Result: Relative to tumour core, the numbers of differentially expressed genes was 25.6% higher for NBI (4387) than for WL (3266), signifying that NBI placed margins into less involved tissue than WL examination, with fewer molecular abnormalities. Principal Component Analysis effectively segregated tumour, WL and NBI tissues appropriately based solely on mRNA tissue profiles. Unsupervised hierarchical clustering defined a primary partition between tumour and non-tumour mRNA profiles; 4 out of 18 (22%) WL but 0 NBI samples clustered with the tumour samples.
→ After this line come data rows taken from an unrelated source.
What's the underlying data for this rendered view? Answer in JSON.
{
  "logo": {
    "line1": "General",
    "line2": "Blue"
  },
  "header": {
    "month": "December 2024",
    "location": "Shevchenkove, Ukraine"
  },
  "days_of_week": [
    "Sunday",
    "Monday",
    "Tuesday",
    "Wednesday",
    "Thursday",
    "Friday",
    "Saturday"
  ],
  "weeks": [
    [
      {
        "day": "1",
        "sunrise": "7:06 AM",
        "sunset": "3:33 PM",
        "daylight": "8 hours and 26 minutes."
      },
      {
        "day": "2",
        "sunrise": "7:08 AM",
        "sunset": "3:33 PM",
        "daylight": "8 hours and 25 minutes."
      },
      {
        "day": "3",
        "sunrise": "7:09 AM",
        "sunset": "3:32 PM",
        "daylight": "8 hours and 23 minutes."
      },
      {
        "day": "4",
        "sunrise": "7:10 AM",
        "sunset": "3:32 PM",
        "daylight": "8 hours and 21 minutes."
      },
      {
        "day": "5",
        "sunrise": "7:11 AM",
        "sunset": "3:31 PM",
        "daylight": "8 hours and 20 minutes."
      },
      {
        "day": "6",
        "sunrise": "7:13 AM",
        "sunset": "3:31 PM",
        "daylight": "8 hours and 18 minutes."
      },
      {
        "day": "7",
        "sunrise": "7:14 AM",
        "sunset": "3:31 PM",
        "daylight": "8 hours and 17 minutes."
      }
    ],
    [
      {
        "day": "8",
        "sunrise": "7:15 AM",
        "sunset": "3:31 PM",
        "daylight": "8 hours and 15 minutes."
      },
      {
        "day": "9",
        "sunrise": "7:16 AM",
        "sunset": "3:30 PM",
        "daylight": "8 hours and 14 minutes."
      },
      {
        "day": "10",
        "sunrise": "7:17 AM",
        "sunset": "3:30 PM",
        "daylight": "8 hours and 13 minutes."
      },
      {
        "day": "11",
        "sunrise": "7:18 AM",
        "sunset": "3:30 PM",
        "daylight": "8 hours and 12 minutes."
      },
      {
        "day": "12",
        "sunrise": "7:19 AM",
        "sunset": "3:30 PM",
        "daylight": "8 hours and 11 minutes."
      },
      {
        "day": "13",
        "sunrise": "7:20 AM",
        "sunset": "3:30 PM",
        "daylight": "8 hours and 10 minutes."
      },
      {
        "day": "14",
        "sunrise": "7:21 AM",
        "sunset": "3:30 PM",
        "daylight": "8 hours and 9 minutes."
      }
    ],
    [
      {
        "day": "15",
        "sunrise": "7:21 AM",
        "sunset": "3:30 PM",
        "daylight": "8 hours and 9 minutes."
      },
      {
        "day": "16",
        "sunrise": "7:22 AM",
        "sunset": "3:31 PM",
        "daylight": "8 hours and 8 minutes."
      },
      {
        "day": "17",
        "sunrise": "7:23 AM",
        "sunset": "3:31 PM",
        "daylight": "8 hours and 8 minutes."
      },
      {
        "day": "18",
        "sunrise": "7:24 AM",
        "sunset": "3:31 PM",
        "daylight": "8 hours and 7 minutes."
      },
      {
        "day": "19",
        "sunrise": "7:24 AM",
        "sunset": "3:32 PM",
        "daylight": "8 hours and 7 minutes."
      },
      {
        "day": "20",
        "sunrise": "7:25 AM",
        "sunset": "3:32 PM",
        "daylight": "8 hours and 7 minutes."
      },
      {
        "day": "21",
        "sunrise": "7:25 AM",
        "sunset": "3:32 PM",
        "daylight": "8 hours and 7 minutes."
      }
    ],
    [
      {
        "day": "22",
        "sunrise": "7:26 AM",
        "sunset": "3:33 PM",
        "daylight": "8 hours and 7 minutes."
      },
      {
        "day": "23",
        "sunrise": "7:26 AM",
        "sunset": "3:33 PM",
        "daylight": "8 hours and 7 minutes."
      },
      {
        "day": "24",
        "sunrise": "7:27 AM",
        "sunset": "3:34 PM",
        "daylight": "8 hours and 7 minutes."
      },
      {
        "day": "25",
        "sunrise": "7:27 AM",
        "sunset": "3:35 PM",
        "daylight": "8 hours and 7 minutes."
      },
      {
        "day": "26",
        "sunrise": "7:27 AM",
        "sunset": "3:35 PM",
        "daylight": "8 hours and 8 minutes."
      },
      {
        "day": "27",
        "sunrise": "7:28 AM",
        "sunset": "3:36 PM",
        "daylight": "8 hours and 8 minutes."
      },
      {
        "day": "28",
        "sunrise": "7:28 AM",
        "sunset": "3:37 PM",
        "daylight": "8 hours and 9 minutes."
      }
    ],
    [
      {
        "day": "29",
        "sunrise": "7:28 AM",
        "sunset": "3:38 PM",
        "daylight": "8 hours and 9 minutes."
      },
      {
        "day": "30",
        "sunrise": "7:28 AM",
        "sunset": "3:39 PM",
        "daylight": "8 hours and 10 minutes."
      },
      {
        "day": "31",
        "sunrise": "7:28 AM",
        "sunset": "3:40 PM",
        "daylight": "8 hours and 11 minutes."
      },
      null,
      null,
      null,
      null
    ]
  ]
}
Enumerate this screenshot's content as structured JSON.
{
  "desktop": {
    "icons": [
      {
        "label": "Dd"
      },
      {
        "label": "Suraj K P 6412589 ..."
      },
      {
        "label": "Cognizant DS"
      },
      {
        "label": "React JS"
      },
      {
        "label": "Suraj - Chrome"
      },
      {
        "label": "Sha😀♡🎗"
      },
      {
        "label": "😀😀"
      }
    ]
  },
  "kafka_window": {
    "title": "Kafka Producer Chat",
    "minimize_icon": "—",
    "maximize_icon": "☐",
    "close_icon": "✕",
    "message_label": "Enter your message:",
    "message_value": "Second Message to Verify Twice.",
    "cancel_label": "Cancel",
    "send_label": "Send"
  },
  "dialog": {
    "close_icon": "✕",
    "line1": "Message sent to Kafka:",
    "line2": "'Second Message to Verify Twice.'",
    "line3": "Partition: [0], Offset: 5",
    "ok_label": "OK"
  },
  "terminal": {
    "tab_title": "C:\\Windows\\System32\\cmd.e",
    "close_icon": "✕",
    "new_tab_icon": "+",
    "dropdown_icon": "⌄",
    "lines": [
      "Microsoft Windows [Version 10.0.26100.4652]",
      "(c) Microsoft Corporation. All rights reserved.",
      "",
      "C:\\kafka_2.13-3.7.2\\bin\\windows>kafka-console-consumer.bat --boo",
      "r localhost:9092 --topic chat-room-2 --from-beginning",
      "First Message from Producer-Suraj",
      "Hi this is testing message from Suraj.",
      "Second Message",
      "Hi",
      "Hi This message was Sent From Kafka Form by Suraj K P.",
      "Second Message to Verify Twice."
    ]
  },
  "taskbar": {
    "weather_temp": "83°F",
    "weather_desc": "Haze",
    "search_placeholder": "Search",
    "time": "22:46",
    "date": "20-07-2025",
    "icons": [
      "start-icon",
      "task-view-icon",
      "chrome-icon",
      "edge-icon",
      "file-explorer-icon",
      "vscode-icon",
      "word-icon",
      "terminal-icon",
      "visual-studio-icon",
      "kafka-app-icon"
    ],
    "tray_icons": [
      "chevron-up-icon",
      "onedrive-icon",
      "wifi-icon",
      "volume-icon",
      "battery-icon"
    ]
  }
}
Gene ontology enrichment portrayed a pattern of increasing cell phenotypic diversity at biopsy sites radiating out from the tumour core; this phenotypic diversity being influenced by both the overall numbers of differentially expressed genes and the breadth of their molecular actions. Upon follow-up, all patients but one were alive, and none had local cancer recurrence.
Conclusion: These results fully support our hypothesis. Greater uptake of narrow band imaging (NBI) diagnostic techniques may improve OSCC surgical success since it invariably defines broader tumour boundaries than conventional white light (WL) examination.